American percussionist

Lynn Vartan is an American percussionist. She began performing as a child in Fresno, California. Her principal instrument is the marimba.

== Collaborations ==
Vartan has worked with Michael Colgrass, Vinny Golia, Arthur Jarvinen, Ursula Oppens, Joan Tower, Glen Velez, Xtet, James Newton, Chinary Ung, the Hilliard Ensemble, the Tambuco Percussion Ensemble and Grammy award-winning Southwest Chamber Music. She has commissioned and/or performed countless new works for percussion by composers such as Donald Crockett, William Kraft, Steve Hoey, Veronika Krausas, Erica Muhl, Sean Heim, Jeff Holmes, Keith Bradshaw and Shaun Naidoo.

== Solo performances ==
As a recital soloist, Vartan has been featured on the Los Angeles Philharmonic Green Umbrella Series, the Different Trains Series, at universities in residence all over the United States and on the Music at the Court series in Pasadena, California, where she produced her own solo percussion concerts. As a concerto soloist, Vartan has performed with various orchestras including the Hubei Opera and Dance Company of Wuhan, China, the Sierra Wind Symphony, the Helena Symphony Orchestra, the Orchestra of Southern Utah, Southwest Chamber Music, as well as premiering new concertos by both American and Chinese composers.

== International projects ==
Vartan has participated in cultural exchange projects such as the “Ascending Dragon” Project in Vietnam, "The Dream of Helen" project in China and the “East Meets West” project designed around her as a soloist in Wuhan, China in 2014. In June 2020, Vartan was featured in the Visual Collaborative electronic catalog, under the Eta Carinae series, where she was interviewed alongside other artists from around the world.

== Recordings ==
As a recording artist, Vartan has appeared on the ECM New Series, Albany Records, Cuneiform Records, Bridge Records, New World Records, Lian Records, Yarlung Records and Cambria.

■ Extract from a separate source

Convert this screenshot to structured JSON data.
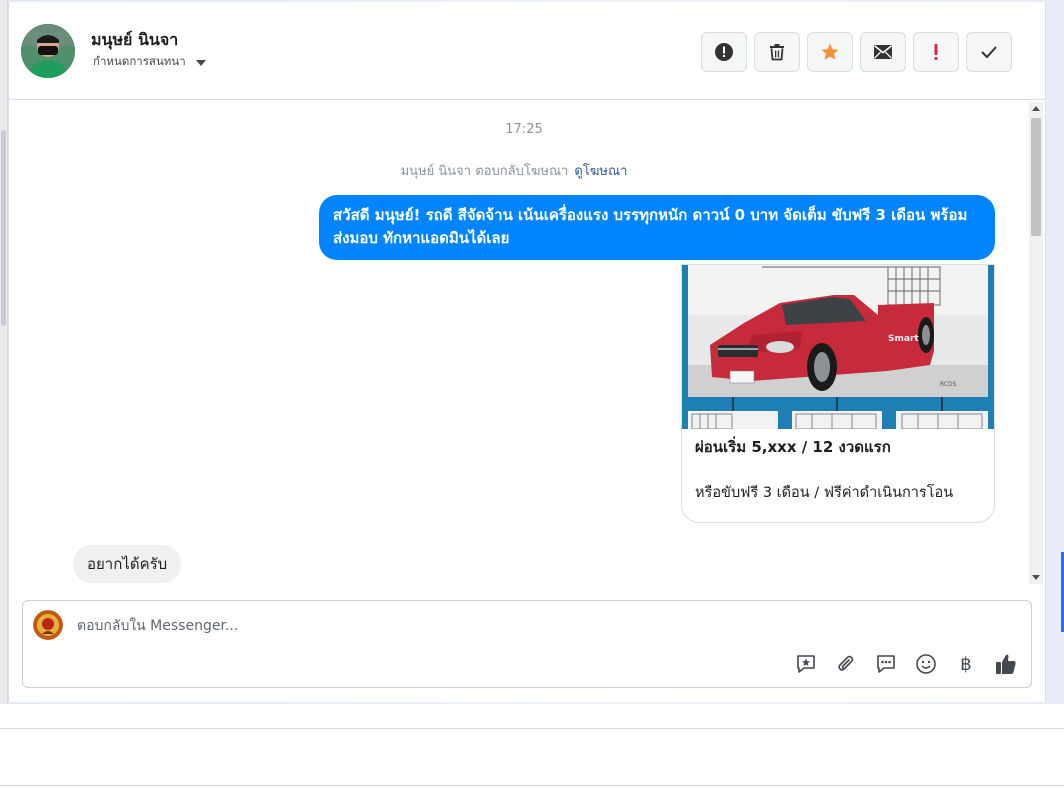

== Awards and sponsorships ==
Lynn was nominated three times for a Grammy with the Southwest Chamber Music for “Best Classical Album of the Year” and "Best Small Ensemble with or without a conductor" for Chávez: Complete Chamber Music, Vol. 3. and for the “Latin Classical Album of the Year” for William Kraft’s Complete Encounters Series. Lynn is endorsed by the Paiste Corporation, Remo Inc. and Marimba One.

== Other work==
Vartan is the percussionist for Southwest Chamber Music, the violin/percussion Duo 61/4 which she founded with Shalini Vijayan, and a duo percussion group Exacta that she formed with Tambuco’s Miguel Gonzalez. As of 2015, she is currently the Director of Percussion at Southern Utah University.